An unmanned NASA exploratory craft has been lifted into space by a United Launch Alliance Atlas V rocket, beginning a seven-year mission to snatch an asteroid soil sample and deliver it to Earth for analysis.
Liftoff came at 7:05 p.m. EDT on Sept. 8 from Cape Canaveral Air Force Station in Florida. The Atlas V’s booster engines cut off and the rocket’s upper stage took over several minutes after lift off.
“Centaur’s now orbital,” ULA ascent commentator Marty Malinowski advised over NASA TV video images roughly 13 minutes following launch.
The Lockheed Martin-built exploratory craft is dubbed the Origins, Spectral Interpretation, Resource Identification, Security-Regolith Explorer and totes the similarly overcooked acronym OSIRIS-Rex, It should reach its designated orbit in 34 days and catch up with the asteroid Bennu in 2018.

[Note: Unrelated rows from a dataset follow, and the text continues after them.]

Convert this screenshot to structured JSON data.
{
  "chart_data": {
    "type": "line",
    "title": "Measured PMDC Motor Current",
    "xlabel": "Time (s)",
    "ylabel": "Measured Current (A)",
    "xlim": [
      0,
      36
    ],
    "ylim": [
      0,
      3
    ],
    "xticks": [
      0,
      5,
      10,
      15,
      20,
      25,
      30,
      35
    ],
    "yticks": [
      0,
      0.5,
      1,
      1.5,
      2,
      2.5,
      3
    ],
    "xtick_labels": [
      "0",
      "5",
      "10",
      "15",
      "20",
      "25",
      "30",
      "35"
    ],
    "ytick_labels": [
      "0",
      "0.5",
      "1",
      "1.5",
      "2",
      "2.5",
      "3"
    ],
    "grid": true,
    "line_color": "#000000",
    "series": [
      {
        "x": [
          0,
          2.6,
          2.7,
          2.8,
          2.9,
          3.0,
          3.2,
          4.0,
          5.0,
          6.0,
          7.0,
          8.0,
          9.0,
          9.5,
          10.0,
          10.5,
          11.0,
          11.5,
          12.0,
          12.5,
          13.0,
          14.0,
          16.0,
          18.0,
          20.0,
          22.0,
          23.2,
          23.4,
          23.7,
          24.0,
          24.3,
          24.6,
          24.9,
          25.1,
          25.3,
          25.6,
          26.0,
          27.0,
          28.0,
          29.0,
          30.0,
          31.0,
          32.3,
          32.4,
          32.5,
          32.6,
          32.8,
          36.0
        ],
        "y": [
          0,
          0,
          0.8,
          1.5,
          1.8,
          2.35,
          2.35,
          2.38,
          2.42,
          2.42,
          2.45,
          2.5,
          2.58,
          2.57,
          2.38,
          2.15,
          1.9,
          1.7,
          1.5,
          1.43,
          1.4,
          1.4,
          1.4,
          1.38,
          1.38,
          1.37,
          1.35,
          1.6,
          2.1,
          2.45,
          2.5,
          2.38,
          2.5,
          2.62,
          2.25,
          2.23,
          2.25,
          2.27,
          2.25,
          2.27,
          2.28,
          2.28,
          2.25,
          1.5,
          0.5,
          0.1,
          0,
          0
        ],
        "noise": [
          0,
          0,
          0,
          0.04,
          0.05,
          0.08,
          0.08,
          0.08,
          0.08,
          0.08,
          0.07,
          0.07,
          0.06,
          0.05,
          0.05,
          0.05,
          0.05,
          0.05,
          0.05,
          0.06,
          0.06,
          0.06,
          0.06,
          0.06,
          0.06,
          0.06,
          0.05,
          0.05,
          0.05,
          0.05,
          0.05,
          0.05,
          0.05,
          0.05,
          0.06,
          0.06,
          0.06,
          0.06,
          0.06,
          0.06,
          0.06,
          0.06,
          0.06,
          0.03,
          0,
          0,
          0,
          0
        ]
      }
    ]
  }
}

“This mission exemplifies our nation’s quest to boldly go and study our solar system and beyond to better understand the universe and our place in it,” said Geoff Yoder, NASA’s acting associate administrator at its Science Mission Directorate in Washington. “NASA science is the greatest engine of scientific discovery on the planet, and OSIRIS-REx embodies our directorate’s goal to innovate, explore, discover and inspire.”
Fully fueled, the spacecraft weights nearly 4,700 pounds. It will survey the surface of Bennu to locate promising sample sites and then collect up to 70 ounces of surface material with a robotic arm.
The OSIRIS-Rex is scheduled to return the sample to Earth in 2023, when it will deploy a detachable capsule to make the delivery.